Nothing freaks me or a client out like looking at orange faces, or blown out highlights whehter it's on a camera or an Eizo. Nothing adds more work in post processing than to drop a file into a converter and the file must be tweaked with 24 minute changes, just to get to where we were, or thought we were" in the first place.
You really want to freak out a client, show them a file in linear non profiled mode and all but the most savvy will have a stunned look.
You want to really freak out a film photographer that is moving to digital, let them shoot 500 frames and lock them in the room with an I-mac, any software suite and a deadline.
I firmly believe and understand that Canon, Nikon, Leaf, Phase, Sinar, Hasselblad, Leica, Sony, Adobe, . . . all strive to make the very best equipment and software possible.
I also firmly believe and understand that everyone of these companies wants to cover their own unique territory, but none of them have the same exact post processing routines as the other and the interfaces from V4, C1 3.78, Lightroom, Raw Developer, Flexcolor, LC110, V8, are all so different and unique you MUST work them for days, weeks and months, just to learn the basics, much less the nuiances.
Some files require conversion to dng, some decomressed, some converters read the whole profile, some just make it up as you go, some make it look film like, some are so far from any film I've ever seen that I know it's going to be a though night.
I know this is going to sound far fetched, or give the impression that I'm looking for a non post production workflow, but how great would it be to have a huge detailed lcd, that just plugs into the camera.

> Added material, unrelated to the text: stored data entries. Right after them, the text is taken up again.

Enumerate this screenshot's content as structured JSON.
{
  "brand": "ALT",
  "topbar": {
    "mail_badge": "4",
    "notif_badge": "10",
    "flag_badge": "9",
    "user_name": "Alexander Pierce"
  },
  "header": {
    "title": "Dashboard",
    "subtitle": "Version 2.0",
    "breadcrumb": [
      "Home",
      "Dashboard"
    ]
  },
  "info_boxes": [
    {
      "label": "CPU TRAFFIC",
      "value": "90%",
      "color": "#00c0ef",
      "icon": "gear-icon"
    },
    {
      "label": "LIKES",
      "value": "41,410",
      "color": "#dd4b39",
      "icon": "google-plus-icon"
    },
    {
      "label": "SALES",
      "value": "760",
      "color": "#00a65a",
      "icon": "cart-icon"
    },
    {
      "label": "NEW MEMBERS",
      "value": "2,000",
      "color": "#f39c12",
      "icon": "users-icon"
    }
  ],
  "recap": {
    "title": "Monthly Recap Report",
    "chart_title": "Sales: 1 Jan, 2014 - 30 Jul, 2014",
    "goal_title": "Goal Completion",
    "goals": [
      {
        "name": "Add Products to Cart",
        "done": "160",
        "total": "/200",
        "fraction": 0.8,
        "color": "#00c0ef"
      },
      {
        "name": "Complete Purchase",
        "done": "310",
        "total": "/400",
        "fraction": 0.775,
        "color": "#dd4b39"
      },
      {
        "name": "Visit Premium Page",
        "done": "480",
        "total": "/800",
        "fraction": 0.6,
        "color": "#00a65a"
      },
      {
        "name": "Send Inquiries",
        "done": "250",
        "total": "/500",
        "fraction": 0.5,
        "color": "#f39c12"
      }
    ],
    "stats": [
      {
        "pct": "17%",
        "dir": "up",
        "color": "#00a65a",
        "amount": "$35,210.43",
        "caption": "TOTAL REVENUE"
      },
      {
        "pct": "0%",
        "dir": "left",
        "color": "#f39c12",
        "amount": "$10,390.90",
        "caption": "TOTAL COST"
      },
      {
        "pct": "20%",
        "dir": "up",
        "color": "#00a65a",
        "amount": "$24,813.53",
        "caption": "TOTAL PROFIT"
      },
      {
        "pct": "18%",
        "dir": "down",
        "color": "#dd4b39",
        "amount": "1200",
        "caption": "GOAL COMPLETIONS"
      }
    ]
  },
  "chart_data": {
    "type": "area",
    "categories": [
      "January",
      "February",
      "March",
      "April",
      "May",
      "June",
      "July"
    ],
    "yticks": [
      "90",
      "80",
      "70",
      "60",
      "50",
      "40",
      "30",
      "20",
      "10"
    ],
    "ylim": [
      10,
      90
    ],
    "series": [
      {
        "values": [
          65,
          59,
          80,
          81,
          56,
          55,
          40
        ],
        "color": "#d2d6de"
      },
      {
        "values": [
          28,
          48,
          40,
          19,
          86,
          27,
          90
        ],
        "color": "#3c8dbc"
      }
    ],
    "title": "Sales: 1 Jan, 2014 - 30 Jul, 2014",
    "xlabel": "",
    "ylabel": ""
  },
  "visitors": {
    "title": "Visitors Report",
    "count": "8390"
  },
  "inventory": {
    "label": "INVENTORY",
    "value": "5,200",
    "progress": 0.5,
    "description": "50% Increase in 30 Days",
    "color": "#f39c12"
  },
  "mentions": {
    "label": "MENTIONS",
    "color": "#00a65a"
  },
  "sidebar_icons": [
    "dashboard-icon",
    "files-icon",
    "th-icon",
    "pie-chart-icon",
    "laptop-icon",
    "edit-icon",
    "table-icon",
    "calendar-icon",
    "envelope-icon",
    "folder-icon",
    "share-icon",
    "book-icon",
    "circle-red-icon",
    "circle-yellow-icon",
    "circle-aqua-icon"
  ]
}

You shoot a file, turn some knobs on the handheld calibrated device (yes knobs, not lcd sliders)
change the color, tone, saturation and hue and once set, those settings go into the camera, into the files that all the converters read exactly like the lcd.
Or better yet, take your file in the handheld device, pull down nc100, provia, trix, Agfa 100x, Kodak EPR, whatever and the "film look" stays with the whole process unless you change your mind at a later date.
I can't imagine the time savings this would give us and better yet, I can't imagine how happy a client would be to look at a non orange face, a non flat shadow, a non blown highlight and a look, snap, feel of film right out of the camera.
I know post production is here and probably here to stay and I work files as hard an deep as anyone, but when I think back on my first volme digital camera, the Canon 1ds, my workflow was 1/10th of what it is today.
The camera made raws and the corresponding jpegs were in srgb. with a few simple WB adjustments the jpegs were right on for web galleries and contact sheets, usually without as much as a single tweak.
Then came the 1ds2 that all of a sudden switched to adobe 98 jpegs if you wanted a more neutral look, which required batch converting them to srgb for the web.
Now, since medium format backs don't make any preview worthy of putting online, I (and about a billion other photographers finish each shoot staring into a computer for hours on end, trying to roll our own film.
Sure, the converters are better, more full featured, faster and many have become much more stable, but still at the end of the day, we're still futzing with files and all of us only have so much time.
This is a copy of an original unretouched 1ds jpg. out of camera shot in 2004.
It's not perfect, obviously needs retouching, obviously will be worked in color and tone once selected, but for a first proof it's good.
4 years later we're still fighting to get the first proof image processed to this level for web galleries.
Today was a perfect example of time management. I spend 6.5 hours in front of the computer working on files and 1.2 hours talking to clients on future and current business.
Guess which one was the most profitable and rewarding?